I know I can use AspectJ to enforce this pattern, but I'm trying to use pure java.

Geek said...

Please share with us in case you find a pure Java solution (portable one) to find the caller object without passing 'this'.

I assume 'check()' in your finally-block is not intentionally missing the 'this' argument - maybe a typo?

"in case we are not debugging the compiler have still to generate a try finally" - well I think try-finally block would anyway be generated irrespective of whether you are debugging or not as in your code 'if(debug)' test is only covering the call to 'check' method, isn't it? I agree that code for the 'check' call (or anything else you would do in the local if-block) would not be generated in case you turn 'debug' off.

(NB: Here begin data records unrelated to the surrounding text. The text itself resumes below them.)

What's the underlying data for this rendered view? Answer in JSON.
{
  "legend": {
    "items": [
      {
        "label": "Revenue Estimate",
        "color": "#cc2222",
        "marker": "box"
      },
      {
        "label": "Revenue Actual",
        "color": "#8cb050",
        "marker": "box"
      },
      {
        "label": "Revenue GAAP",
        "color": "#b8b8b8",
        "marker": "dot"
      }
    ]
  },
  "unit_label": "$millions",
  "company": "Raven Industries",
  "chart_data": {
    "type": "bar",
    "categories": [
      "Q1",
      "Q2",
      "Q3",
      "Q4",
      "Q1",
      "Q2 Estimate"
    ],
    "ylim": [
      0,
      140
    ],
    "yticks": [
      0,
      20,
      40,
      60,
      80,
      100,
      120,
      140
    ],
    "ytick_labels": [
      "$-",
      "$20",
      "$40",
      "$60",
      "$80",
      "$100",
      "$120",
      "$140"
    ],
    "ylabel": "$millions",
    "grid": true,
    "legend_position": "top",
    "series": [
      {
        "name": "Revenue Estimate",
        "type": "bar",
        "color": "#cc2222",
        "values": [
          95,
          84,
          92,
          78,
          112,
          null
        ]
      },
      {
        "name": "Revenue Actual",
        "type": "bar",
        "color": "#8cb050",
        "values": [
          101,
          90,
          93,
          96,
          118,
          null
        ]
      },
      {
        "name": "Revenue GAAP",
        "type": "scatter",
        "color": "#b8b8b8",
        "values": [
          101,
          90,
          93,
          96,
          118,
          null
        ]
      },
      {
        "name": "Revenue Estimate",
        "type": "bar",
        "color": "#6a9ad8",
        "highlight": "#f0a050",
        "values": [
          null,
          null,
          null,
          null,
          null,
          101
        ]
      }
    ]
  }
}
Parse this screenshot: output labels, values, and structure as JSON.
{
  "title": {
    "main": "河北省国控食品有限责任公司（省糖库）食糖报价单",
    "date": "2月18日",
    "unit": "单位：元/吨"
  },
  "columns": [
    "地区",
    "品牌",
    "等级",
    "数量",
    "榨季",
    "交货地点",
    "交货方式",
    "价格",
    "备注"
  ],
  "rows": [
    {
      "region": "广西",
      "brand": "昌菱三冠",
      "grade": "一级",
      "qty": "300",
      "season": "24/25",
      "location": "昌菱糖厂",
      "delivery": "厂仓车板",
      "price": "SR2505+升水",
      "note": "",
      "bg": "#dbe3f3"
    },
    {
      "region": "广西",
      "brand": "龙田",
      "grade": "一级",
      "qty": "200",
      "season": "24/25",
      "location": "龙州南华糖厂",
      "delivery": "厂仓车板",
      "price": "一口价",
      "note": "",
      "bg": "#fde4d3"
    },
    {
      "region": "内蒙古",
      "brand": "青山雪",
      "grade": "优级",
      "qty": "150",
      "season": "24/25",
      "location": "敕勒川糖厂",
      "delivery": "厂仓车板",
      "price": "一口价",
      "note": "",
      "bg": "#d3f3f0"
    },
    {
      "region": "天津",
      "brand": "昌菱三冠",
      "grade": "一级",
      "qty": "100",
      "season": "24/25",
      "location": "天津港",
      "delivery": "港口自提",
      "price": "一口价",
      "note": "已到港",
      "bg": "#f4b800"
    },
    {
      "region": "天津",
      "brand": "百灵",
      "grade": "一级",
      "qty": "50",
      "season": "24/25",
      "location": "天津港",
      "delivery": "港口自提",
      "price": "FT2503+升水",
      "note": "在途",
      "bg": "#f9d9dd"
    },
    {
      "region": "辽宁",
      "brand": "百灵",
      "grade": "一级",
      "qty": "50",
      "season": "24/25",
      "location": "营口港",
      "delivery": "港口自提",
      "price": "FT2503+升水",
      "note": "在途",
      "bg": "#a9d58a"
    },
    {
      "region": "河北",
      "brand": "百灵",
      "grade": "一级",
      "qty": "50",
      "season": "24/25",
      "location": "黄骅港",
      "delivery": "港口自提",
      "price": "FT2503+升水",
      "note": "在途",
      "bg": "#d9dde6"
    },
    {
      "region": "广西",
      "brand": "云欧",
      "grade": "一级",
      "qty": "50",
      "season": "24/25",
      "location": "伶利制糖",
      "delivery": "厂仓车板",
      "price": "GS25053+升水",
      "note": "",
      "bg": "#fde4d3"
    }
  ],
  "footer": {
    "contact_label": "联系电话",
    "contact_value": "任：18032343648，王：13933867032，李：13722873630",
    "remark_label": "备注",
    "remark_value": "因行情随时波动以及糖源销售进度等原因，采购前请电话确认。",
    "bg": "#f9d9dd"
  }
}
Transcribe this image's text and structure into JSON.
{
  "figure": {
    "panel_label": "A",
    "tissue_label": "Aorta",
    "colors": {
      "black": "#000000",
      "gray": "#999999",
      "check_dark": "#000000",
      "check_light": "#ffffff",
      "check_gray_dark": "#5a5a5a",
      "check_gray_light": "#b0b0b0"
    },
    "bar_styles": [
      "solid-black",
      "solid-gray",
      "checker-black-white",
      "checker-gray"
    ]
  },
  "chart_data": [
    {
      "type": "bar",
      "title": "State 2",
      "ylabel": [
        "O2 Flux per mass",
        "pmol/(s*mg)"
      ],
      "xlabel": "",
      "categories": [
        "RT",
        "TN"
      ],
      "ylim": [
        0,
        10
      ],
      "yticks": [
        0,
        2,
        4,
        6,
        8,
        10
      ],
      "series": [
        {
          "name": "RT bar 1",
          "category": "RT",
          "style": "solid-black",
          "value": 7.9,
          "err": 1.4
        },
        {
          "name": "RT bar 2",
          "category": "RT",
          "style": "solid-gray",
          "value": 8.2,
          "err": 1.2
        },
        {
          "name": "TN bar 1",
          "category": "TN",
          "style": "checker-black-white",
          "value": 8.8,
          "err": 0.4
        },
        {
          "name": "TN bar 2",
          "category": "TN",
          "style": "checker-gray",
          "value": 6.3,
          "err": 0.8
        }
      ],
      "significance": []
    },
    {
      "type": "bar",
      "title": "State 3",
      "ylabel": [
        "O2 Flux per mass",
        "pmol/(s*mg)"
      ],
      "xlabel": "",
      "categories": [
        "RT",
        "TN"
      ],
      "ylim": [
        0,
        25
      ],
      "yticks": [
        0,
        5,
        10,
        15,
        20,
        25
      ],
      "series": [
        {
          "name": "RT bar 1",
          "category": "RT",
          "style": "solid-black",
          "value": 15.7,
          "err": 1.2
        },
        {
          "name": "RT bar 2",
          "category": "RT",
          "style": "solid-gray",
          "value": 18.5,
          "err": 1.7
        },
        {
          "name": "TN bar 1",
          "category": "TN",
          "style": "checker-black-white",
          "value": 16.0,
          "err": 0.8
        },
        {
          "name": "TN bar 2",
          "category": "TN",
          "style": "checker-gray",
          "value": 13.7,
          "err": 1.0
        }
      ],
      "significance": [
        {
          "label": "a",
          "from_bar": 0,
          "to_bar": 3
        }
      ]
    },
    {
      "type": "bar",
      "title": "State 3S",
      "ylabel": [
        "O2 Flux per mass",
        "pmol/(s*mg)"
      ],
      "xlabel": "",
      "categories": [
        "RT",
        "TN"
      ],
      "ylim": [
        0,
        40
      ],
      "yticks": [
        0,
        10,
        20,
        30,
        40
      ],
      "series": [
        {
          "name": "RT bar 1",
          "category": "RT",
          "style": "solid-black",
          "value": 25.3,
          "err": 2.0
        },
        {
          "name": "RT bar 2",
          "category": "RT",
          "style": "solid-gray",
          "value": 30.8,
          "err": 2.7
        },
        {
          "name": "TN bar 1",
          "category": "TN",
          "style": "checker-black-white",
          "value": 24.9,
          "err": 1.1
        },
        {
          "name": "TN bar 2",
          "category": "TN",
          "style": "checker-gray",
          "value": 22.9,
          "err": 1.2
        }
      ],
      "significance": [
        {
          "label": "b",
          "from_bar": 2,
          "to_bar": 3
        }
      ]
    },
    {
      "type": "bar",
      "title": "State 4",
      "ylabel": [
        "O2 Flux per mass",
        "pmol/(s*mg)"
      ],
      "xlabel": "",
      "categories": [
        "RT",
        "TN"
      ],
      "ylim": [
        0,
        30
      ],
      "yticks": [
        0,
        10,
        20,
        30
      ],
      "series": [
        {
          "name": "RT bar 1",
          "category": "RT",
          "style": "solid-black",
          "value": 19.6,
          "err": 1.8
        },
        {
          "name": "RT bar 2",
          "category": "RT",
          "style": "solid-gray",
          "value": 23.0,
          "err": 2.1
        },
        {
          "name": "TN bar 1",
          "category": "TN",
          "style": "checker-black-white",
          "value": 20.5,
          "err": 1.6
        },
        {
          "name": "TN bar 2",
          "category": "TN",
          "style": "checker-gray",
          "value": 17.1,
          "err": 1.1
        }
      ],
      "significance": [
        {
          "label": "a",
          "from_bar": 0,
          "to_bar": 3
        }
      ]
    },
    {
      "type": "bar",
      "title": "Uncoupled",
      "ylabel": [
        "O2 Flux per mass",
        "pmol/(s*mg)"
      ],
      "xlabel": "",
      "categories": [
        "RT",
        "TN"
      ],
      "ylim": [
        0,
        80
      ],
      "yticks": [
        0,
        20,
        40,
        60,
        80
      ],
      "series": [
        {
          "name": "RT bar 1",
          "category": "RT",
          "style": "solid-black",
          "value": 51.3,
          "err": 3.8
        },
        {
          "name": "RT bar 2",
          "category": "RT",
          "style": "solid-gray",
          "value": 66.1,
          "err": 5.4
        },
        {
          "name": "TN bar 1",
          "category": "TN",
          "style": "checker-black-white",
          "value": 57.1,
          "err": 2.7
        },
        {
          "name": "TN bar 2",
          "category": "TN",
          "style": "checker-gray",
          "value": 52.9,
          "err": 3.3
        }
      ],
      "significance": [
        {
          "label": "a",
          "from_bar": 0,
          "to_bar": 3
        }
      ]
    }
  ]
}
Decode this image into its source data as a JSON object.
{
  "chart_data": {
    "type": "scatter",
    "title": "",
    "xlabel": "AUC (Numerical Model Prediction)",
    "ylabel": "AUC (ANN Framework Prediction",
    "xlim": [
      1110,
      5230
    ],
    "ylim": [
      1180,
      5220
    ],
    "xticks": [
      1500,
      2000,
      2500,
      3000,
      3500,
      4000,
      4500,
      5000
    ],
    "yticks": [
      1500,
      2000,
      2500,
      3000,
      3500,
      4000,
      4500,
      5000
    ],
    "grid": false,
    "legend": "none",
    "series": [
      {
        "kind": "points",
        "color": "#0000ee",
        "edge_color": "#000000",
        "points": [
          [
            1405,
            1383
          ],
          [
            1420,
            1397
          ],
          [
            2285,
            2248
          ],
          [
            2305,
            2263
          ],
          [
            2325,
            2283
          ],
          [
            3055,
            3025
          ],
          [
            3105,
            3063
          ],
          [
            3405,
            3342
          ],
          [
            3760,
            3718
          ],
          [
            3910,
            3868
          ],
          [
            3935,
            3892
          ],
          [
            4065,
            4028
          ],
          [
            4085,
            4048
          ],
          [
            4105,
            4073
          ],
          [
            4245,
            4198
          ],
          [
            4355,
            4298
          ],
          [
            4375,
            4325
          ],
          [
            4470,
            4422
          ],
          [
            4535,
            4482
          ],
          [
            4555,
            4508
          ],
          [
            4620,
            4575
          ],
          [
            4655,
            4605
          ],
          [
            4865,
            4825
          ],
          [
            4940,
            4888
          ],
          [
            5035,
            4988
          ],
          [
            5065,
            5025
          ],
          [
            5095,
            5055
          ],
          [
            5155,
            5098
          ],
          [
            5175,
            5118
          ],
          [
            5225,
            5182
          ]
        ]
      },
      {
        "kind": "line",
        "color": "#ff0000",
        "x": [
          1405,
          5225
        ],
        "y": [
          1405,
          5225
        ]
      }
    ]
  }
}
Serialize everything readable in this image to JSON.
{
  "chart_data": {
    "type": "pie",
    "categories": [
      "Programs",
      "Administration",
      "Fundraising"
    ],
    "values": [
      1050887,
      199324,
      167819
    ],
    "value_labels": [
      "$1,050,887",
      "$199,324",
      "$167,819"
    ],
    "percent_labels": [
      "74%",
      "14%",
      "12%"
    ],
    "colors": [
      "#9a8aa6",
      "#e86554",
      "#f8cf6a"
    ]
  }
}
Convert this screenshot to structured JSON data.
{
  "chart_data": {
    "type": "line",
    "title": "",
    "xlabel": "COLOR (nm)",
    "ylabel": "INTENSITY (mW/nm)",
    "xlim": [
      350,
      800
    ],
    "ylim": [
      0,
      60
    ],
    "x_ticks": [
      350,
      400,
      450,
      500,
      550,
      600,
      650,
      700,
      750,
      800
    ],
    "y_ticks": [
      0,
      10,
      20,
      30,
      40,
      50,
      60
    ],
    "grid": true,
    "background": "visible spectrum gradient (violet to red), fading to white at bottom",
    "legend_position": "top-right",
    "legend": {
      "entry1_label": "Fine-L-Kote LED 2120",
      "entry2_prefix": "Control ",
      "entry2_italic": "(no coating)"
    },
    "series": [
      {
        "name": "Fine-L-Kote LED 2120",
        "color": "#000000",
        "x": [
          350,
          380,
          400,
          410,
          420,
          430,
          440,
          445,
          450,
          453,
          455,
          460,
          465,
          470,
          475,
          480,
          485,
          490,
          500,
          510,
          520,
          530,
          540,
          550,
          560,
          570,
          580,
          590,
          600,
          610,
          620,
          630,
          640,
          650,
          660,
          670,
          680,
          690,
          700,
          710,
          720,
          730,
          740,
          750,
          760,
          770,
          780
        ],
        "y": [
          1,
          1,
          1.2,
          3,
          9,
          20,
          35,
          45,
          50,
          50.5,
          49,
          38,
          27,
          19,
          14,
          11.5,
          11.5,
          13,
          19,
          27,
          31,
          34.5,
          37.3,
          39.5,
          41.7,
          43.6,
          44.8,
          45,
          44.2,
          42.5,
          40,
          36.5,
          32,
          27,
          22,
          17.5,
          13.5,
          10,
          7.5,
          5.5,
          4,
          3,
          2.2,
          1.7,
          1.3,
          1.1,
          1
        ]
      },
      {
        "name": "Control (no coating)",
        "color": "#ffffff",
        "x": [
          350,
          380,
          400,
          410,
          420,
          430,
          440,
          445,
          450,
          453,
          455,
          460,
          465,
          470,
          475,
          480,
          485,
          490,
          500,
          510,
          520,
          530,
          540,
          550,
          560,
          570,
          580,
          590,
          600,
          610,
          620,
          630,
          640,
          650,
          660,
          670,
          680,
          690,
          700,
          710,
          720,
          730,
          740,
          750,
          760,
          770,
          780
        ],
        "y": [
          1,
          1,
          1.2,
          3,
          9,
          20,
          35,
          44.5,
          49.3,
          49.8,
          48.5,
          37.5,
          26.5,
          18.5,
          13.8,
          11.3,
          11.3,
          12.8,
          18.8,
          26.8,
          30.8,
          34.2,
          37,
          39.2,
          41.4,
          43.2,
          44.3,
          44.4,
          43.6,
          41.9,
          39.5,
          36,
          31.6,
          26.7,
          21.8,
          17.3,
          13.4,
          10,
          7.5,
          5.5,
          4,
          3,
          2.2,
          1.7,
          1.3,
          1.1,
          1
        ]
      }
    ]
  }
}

Thanks for your participation. Looks like you are actually in a real situation where you need this OR are you just trying out to explore if it's possible or not? We don't encounter such a situation very frequently, so it will be good if you can give us a brief about it. Though, 'debug' gives an impression that the requirement is not a part of the actual app/tool. Keep visiting/posting!

marco (8) said...

"Though, 'debug' gives an impression that the requirement is not a part of the actual app/tool."

The tool i'm thinking about is for helping in debug :)

"well I think try-finally block would anyway be generated irrespective of whether you are debugging or not"
making some test i have seen the whole try{stm}finally{}
turned by the compile time java into stm if the finally block is empty. and became empty thanks to the static if.

Geek said...

Good point. Generating try-finally code for an empty 'finally' doesn't really make sense and as you have rightly said that a static (compile-time) if-condition will make the 'finally' block empty when 'debug is turned off. I appreciate your active participation. Thanks for your inputs!